Australia needs to adopt better construction methods in order to address long-term housing deficits and avoid timber shortages, a new report has found.

Released last week, the More Homes Sooner Finding the Australian Dream Report was published by Forest & Wood Products Australia (FWPA) and prepared by IndustryEdge in conjunction with HireThinking.

The report delivered projections on Australia’s long term housing requirements. It also projected the supply of sawn structural softwood that will be needed to deliver upon these.

It highlights a need for better practices in order to avoid overreliance on imported product.

According to the report, Australia will need to deliver 2.48 million homes over eleven years from the beginning of 2024 until the end of 2034 in order to both meet new demand and address existing housing shortages.

This equates to an average annual build rate of 225,400 dwelling completions – well above the annual average of 192,000 homes that were constructed over the decade to 2024.

In addition to existing supply deficits, the report suggests that housing demand will be driven by population increases and shrinking household sizes.

In terms of population, the report projects that Australia will reach 31 million by 2034.

By that time, average household sizes will have contracted to 2.4 people per household.

To meet this demand, the modelling suggests that the amount of sawn structural softwood timber that will be needed in each year will generally range between 2.0 million cubic meters and 2.5 million cubic meters – with a peak of 2.5 million cubic meters occurring in 2027.

By contrast, current data from FWPA indicates that domestic supply potential equated to 1.350 million cubic meters in 2023/24 and peaked at just below 1.650 million cubic meters in February 2018.

This means that without action, Australia will become increasingly reliant on imports for structural timber supply.

Indeed, the report projects that reliance upon sawn structural timber imports will exceed 40 percent of total supply during four consecutive years across 2027, 2028, 2029 and 2030.

This is concerning as this is the threshold above which supply and pricing volatility become likely.

(With projected changes in population and reducing houshouse size, Australia needs to deliver an annual average 225,000 dwellings between 2024 and 2034 (see Scenario 2) in order to meet new demand and erase current housing shortfalls.)

Speaking at report’s launch, IndustryEdge managing director Tim Woods said that the data highlights the need for action.

He points out that domestic timber supply is largely fixed over the next three decades by the volume of wood that is in the ground in plantations.

In terms of strategies, Woods calls for action in two areas.

First, the timber industry needs to harness a gradual shift in multi-residential construction and capitalise on an opportunities to deliver products and system based requirements which meet the needs of this sector.

Beyond this, Woods says there is a need to standardise building designs to improve efficiency.

This is not about onsite labour but instead focusing on supply chains, improving onsite scheduling and reducing onsite labour reliance.

It will enable incremental investments in supplying prefabricated elements such as frames and trusses and floor cassettes.

The ultimate objective is to produce standardised elements in a factory setting.

“We need to move towards standardised building designed to increase efficiency,” Woods said.

“The increase in efficiency is not about on-site labour.

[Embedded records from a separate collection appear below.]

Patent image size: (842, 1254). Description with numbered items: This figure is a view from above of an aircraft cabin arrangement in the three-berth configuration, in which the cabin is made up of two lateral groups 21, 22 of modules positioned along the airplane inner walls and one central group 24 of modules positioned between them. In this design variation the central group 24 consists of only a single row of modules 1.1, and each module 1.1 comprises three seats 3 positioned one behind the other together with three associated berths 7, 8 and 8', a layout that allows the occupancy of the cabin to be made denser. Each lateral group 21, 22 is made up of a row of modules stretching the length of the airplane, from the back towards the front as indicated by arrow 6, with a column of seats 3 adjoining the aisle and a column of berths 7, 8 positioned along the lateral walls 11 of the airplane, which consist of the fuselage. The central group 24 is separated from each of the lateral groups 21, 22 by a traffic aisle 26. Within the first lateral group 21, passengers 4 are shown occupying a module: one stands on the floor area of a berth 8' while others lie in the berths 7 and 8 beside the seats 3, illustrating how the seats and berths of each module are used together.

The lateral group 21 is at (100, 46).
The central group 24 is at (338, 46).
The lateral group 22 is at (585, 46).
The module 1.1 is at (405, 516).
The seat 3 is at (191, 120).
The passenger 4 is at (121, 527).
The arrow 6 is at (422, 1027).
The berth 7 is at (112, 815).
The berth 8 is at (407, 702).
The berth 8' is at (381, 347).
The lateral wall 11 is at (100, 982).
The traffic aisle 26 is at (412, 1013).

It is about focusing on supply chain, it’s about the ability to improve scheduling when we’re building houses on site and reducing our site labour reliance. (It’s about) reducing our reliance on a bunch of blokes rocking up to a concrete slab in a dusty paddock whenever they feel like it in big-banging utes and putting a house together in a way that you would never purchase a car. It is bizarre and arcane that our most amazing investment (a home) – the one that makes a difference in our lives – we purchase in that manner, always and consistently, with as little prefabrication as we can get away with, with a view that labour is an endless supply when we would never buy a car that got there any other way than building in a fit and purpose factory.

“It’s crazy. It doesn’t make sense.

“What makes sense is that we focus on supply chain, make those improvements and then we would make incremental investments in prefabrication.”

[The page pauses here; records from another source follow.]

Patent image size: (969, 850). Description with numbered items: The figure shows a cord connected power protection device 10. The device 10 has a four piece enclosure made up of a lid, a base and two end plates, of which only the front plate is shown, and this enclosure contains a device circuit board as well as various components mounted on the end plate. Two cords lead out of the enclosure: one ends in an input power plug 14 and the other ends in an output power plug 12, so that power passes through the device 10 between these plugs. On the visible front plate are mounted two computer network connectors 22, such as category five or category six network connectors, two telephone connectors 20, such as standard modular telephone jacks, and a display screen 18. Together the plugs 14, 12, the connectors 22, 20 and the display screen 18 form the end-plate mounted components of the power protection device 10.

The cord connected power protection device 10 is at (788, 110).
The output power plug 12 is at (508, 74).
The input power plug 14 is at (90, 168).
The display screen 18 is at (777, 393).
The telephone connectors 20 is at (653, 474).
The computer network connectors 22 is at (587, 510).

FWPA Head of Built Environment Programs, Kevin Peachy, says increasing timber usage in construction can help address the current imbalance of supply and demand in housing.

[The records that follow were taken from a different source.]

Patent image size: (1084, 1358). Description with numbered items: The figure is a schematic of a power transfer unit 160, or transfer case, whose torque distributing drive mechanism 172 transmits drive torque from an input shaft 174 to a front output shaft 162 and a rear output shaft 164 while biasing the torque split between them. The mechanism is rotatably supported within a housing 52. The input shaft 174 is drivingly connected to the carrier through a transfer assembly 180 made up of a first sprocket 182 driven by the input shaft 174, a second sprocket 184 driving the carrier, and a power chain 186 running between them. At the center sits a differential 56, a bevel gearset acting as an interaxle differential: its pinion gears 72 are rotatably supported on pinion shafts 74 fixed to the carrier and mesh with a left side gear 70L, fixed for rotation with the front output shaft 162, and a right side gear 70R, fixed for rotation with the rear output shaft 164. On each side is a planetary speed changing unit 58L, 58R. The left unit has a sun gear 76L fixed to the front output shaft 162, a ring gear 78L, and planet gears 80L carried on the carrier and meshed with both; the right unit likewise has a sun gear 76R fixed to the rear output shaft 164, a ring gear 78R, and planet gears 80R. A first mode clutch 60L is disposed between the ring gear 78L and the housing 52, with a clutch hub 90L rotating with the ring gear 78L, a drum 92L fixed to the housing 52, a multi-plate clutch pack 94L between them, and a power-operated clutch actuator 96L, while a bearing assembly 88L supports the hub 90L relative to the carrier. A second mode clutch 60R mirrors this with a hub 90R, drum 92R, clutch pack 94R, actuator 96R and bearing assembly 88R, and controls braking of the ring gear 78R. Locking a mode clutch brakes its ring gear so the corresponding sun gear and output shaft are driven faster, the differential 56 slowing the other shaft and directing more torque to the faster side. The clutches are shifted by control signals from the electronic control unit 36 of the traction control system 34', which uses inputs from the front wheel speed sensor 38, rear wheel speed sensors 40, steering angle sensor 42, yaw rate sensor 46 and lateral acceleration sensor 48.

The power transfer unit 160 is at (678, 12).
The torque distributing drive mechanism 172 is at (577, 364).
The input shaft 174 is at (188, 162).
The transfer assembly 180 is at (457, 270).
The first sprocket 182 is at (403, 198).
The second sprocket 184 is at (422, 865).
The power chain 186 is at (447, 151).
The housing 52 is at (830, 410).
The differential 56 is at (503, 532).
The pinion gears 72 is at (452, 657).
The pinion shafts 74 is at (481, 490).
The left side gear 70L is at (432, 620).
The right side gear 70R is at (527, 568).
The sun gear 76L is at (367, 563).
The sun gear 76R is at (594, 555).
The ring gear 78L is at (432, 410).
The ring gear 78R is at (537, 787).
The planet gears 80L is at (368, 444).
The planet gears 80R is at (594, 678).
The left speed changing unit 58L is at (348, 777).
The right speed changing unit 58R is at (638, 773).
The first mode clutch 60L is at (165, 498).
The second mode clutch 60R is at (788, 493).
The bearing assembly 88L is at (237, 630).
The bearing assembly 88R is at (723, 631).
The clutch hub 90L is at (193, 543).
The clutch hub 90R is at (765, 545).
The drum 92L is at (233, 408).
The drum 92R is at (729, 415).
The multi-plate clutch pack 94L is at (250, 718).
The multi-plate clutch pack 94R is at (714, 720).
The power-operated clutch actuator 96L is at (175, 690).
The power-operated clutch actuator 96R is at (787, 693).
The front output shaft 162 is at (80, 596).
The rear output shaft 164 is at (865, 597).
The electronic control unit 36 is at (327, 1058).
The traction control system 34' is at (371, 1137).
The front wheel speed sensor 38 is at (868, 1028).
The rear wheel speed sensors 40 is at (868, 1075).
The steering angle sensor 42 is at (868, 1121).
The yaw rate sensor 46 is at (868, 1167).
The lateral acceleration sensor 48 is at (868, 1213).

“There are opportunities and challenges for the industry,” Peachy said.

“Leveraging prefabrication systems and factory-based manufacturing offers reduced costs and construction times compared to conventional methods.

’Systemic change is required, all of Australia will benefit from more efficient use of timber in the built environment, as this will help meet one of society’s most important and pressing needs of building more houses sooner.”